At the same time, the wily investment banks were seeking easy money gains after the 2001 recession and dotcom bust. They invented the fanciful CDOs collateralized debt obligations from mortgages they bought up on the secondary market. By bundling both prime and subprime mortgages together into single instrument investments, they deceived unknowing investors into purchasing highly risky CDO products.

As the CDO market really took off, the housing bubble started bursting. Along with falling home prices, the subprime borrowers started defaulting on their loans en masse. They either could not or would not make payments any longer on those loans that then turned out to be higher than the value of the homes. This only exacerbated the home price decline situation.
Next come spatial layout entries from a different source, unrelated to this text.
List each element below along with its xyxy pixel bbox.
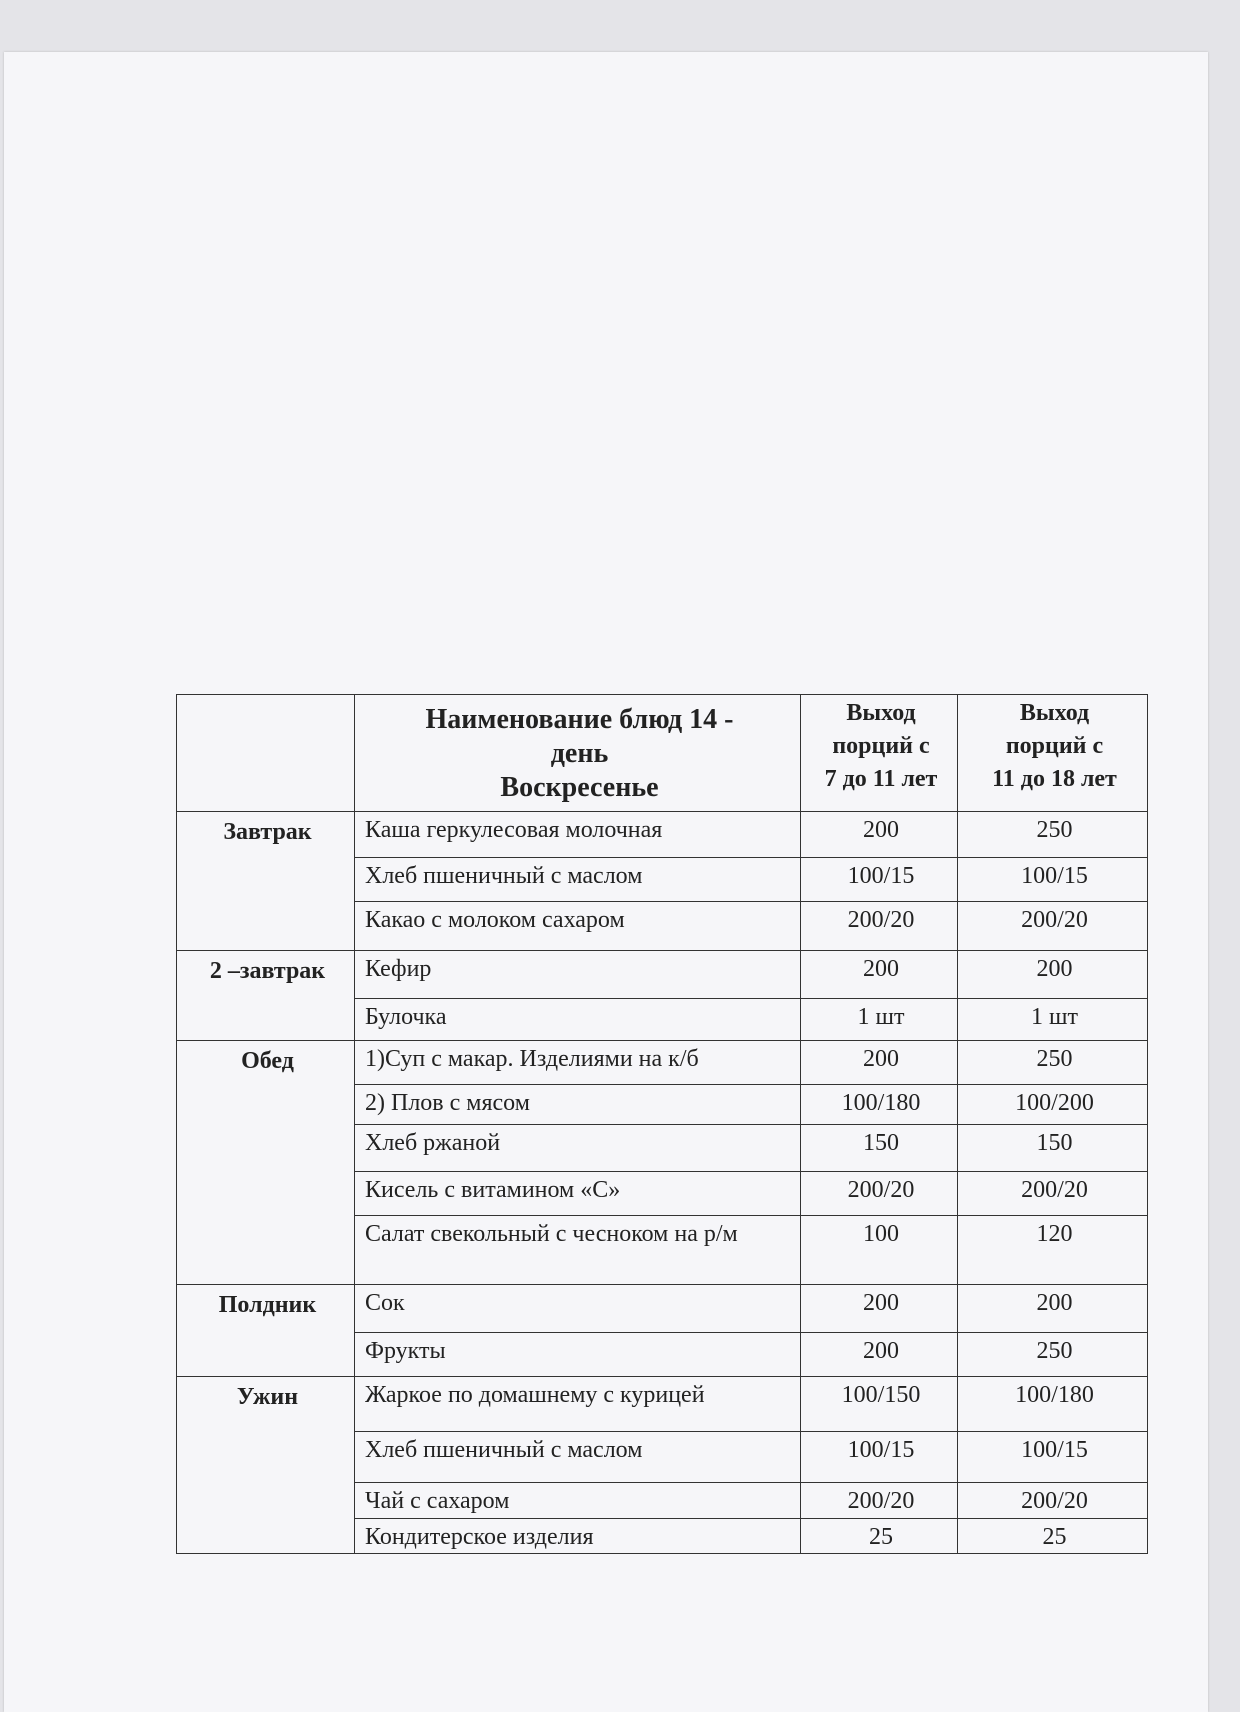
- portion-11-18: 1 шт: [958, 999, 1148, 1041]
- portion-11-18: 100/180: [958, 1377, 1148, 1432]
- portion-11-18: 250: [958, 1333, 1148, 1377]
- portion-11-18: 200/20: [958, 1483, 1148, 1519]
- meal-name: Ужин: [177, 1377, 355, 1554]
- table-row: [177, 951, 1148, 999]
- dish-name: Кондитерское изделия: [355, 1519, 801, 1554]
- dish-name: Чай с сахаром: [355, 1483, 801, 1519]
- dish-name: Какао с молоком сахаром: [355, 902, 801, 951]
- dish-name: Жаркое по домашнему с курицей: [355, 1377, 801, 1432]
- meal-name: Полдник: [177, 1285, 355, 1377]
- header-text: 7 до 11 лет: [824, 766, 938, 792]
- header-title: [355, 695, 801, 812]
- portion-11-18: 100/15: [958, 858, 1148, 902]
- header-text: Выход: [846, 700, 916, 726]
- table-row: [177, 1377, 1148, 1432]
- portion-7-11: 200: [801, 1333, 958, 1377]
- header-empty-cell: [177, 695, 355, 812]
- title-line: Наименование блюд 14 -: [425, 704, 734, 735]
- dish-name: Хлеб ржаной: [355, 1125, 801, 1172]
- dish-name: Кисель с витамином «С»: [355, 1172, 801, 1216]
- portion-7-11: 200: [801, 1285, 958, 1333]
- portion-11-18: 120: [958, 1216, 1148, 1285]
- portion-7-11: 150: [801, 1125, 958, 1172]
- meal-name: Завтрак: [177, 812, 355, 951]
- portion-11-18: 200/20: [958, 902, 1148, 951]
- portion-7-11: 25: [801, 1519, 958, 1554]
- portion-7-11: 1 шт: [801, 999, 958, 1041]
- portion-7-11: 100/15: [801, 858, 958, 902]
- table-row: [177, 1285, 1148, 1333]
- dish-name: Салат свекольный с чесноком на р/м: [355, 1216, 801, 1285]
- portion-11-18: 150: [958, 1125, 1148, 1172]
- portion-11-18: 200: [958, 1285, 1148, 1333]
- portion-7-11: 200/20: [801, 1483, 958, 1519]
- table-row: [177, 1041, 1148, 1085]
- portion-7-11: 200: [801, 1041, 958, 1085]
- header-text: Выход: [1019, 700, 1090, 726]
- portion-7-11: 200/20: [801, 902, 958, 951]
- header-text: 11 до 18 лет: [992, 766, 1117, 792]
- meal-name: 2 –завтрак: [177, 951, 355, 1041]
- dish-name: Фрукты: [355, 1333, 801, 1377]
- dish-name: Кефир: [355, 951, 801, 999]
- header-age-11-18: [958, 695, 1148, 812]
- portion-7-11: 100/150: [801, 1377, 958, 1432]
- dish-name: Булочка: [355, 999, 801, 1041]
- portion-11-18: 200: [958, 951, 1148, 999]
- dish-name: 2) Плов с мясом: [355, 1085, 801, 1125]
- portion-7-11: 100/15: [801, 1432, 958, 1483]
- portion-11-18: 250: [958, 812, 1148, 858]
- meal-name: Обед: [177, 1041, 355, 1285]
- title-line: день: [550, 738, 609, 769]
- portion-11-18: 100/200: [958, 1085, 1148, 1125]
- portion-11-18: 250: [958, 1041, 1148, 1085]
- dish-name: Хлеб пшеничный с маслом: [355, 858, 801, 902]
- portion-11-18: 25: [958, 1519, 1148, 1554]
- menu-table: [176, 694, 1148, 1554]
- portion-7-11: 100/180: [801, 1085, 958, 1125]
- header-text: порций с: [832, 733, 930, 759]
- header-text: порций с: [1005, 733, 1104, 759]
- portion-7-11: 100: [801, 1216, 958, 1285]
- table-row: [177, 812, 1148, 858]
- header-age-7-11: [801, 695, 958, 812]
- dish-name: Каша геркулесовая молочная: [355, 812, 801, 858]
- portion-7-11: 200/20: [801, 1172, 958, 1216]
- portion-11-18: 200/20: [958, 1172, 1148, 1216]
- dish-name: 1)Суп с макар. Изделиями на к/б: [355, 1041, 801, 1085]
- title-day: Воскресенье: [500, 772, 659, 803]
- portion-7-11: 200: [801, 812, 958, 858]
- header-row: [177, 695, 1148, 812]
- portion-11-18: 100/15: [958, 1432, 1148, 1483]
- dish-name: Хлеб пшеничный с маслом: [355, 1432, 801, 1483]
- portion-7-11: 200: [801, 951, 958, 999]
- dish-name: Сок: [355, 1285, 801, 1333]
Investors next realized that the CDOs they had bought in droves were declining to near worthless. This resulted from the toxic mortgage debt that underlay them. Investors attempted to offload the paper, but they found the market had disappeared. This then led to a perilous wave of subprime lending institution failures. It caused a dry up in liquidity and a subsequent contagion which filtered through to the highest echelons of the banking world and system.

Thanks to their huge exposure to the subprime mortgages and CDO debt obligations, the two enormous investment banks Bear Stearns and Lehman Brothers collapsed without warning. Over 450 other banks then subsequently failed throughout the following five years. Had it not been for a government-administered and taxpayer-funded bank bailout, a few of the mega banks would have failed as well alongside those that did, including such national venerable institutions as Washington Mutual, Wachovia, and Merrill Lynch.